Cały świat zmaga się z rosnącymi kosztami budowy. Rosną ceny materiałów, samej realizacji, a także działek. Jednak to w naszym kraju, a szczególnie w Warszawie, największe znaczenie w finalnej wartości mieszkania ma właśnie koszt działki. Dlaczego grunty mają na to tak duży wpływ?
– Warszawa boryka się z problemem braku jasnych i konkretnych planów sprzedaży gruntów. To powoduje, że deweloperzy na własną rękę muszą poszukiwać działek. A tych jest mocno ograniczona liczba na rynku – mówi Janusz Kraszewski, Prezes Zarządu Grupo Lar Polska. Gdyby nie ich aktualna wartość, to ceny mieszkań mogłyby być niższe o około 1500 zł na 1m2 – dodaje Kraszewski.
Istnieją trzy główne źródła pozyskiwania działek pod budowę mieszkań. Są nimi: reprywatyzacja, działki rolne i tereny poprzemysłowe. Warszawa i jej najbliższe okolice obfitują w wiele atrakcyjnych z perspektywy deweloperów i przyszłych mieszkańców gruntów. Przeszkodą w ich zagospodarowaniu są nie tylko braki związane z miejskimi planami sprzedaży, ale również długotrwałe uchwalanie miejscowych planów zarządzania terenem. Deweloperzy muszą więc mierzyć się z „braniem tego, co jest”, a silna konkurencja na rynku mieszkaniowym sprawia, że firmy budowlane są niejako zmuszone do inwestowania w niekoniecznie atrakcyjne dla mieszkańców tereny.

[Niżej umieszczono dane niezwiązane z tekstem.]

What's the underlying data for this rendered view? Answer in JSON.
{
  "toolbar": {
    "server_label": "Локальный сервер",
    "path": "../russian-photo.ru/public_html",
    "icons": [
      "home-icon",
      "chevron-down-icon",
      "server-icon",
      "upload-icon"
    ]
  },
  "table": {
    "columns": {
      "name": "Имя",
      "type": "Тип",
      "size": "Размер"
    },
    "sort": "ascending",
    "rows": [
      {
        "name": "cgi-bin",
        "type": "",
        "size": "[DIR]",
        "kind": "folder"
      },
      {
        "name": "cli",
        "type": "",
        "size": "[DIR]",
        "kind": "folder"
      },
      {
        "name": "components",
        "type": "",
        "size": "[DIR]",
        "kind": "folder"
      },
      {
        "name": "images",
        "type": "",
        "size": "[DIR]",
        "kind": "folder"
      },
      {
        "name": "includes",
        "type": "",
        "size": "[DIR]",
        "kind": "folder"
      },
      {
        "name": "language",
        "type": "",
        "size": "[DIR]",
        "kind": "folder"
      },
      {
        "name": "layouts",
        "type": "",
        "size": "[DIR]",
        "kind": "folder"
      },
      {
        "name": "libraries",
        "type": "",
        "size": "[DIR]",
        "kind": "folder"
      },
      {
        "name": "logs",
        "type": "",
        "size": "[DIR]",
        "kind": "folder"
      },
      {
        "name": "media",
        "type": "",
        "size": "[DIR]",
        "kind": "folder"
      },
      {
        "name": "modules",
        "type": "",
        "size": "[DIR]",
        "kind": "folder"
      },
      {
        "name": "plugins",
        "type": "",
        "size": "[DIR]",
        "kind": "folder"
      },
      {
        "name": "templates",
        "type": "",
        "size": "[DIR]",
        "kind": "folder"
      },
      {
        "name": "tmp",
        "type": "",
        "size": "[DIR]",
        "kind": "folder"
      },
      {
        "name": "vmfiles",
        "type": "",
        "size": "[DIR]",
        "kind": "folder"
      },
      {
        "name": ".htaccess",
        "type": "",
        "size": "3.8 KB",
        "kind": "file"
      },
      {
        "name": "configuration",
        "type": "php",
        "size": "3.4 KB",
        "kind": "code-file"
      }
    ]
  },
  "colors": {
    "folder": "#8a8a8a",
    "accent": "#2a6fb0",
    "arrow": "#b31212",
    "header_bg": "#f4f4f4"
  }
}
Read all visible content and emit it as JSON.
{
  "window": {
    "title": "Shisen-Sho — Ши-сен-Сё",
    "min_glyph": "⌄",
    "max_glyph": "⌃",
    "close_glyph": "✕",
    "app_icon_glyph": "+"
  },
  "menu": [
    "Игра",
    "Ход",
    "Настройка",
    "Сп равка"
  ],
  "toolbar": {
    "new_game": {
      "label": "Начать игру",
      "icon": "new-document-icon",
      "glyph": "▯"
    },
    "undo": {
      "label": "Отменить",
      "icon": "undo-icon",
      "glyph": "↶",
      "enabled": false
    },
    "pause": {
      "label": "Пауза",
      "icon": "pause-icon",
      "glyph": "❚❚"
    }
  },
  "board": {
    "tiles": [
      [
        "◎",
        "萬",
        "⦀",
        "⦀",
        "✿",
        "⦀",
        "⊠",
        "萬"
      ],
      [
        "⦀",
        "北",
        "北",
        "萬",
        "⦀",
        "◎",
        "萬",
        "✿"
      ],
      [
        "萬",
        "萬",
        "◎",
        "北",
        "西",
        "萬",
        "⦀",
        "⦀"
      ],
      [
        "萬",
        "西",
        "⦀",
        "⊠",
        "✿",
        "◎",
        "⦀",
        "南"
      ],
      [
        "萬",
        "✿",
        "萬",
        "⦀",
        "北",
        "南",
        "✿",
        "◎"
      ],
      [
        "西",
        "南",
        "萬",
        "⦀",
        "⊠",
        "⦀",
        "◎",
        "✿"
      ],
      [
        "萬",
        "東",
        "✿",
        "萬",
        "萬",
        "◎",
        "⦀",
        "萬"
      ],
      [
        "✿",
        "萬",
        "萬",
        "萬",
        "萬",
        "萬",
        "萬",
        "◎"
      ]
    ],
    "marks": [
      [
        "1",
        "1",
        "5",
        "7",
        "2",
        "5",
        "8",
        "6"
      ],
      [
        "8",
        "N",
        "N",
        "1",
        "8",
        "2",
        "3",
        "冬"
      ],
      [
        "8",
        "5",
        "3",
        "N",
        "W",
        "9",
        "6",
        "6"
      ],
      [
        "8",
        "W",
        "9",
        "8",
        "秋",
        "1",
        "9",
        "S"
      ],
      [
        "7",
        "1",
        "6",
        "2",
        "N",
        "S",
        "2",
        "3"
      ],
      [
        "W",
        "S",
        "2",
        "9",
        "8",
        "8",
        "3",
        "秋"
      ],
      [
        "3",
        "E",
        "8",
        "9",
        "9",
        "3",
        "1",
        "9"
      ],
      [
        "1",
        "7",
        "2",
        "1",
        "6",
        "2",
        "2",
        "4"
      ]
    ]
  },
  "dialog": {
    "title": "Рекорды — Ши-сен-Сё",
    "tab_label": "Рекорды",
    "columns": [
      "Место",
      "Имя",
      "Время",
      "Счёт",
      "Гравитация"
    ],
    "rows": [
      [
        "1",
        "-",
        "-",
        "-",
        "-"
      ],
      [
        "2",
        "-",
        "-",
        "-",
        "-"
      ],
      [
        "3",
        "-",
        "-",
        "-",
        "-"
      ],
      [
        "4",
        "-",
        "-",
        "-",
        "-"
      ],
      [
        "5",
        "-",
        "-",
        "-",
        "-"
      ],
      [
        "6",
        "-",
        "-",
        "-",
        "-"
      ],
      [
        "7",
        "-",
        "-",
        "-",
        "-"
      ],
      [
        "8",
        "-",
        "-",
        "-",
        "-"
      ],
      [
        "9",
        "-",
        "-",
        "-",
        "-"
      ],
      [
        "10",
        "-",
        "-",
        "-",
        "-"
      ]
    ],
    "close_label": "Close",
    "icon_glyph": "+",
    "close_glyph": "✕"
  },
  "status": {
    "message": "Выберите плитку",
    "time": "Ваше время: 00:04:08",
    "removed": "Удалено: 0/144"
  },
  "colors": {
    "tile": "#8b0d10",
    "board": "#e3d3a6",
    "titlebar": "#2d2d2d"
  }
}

– Lata doświadczenia pozwoliły firmie Grupo Lar poznać potrzeby mieszkańców i zbadać aktualny rynek. Dalej chcemy realizować niebanalne i wyróżniające się projekty, oferować mieszkania w atrakcyjnych lokalizacjach i budować je z zachowaniem nowoczesnych trendów. Jednak, jak wiele firm z naszej branży, mierzymy się z problemami, które nie ułatwiają nam codziennej pracy, a najlepiej oddają to dane liczbowe: w I kwartale 2018 roku wybudowano i oddano do użytku 1800 mieszkań. Dokładnie 4 lata później, czyli w I kwartale 2022 roku ilość oddanych mieszkań wynosi 672. To ogromna różnica, biorąc pod uwagę zapotrzebowanie. A wynika ona głównie z dostępności atrakcyjnych gruntów, czy w ogóle z dostępności działek – mówi Janusz Kraszewski.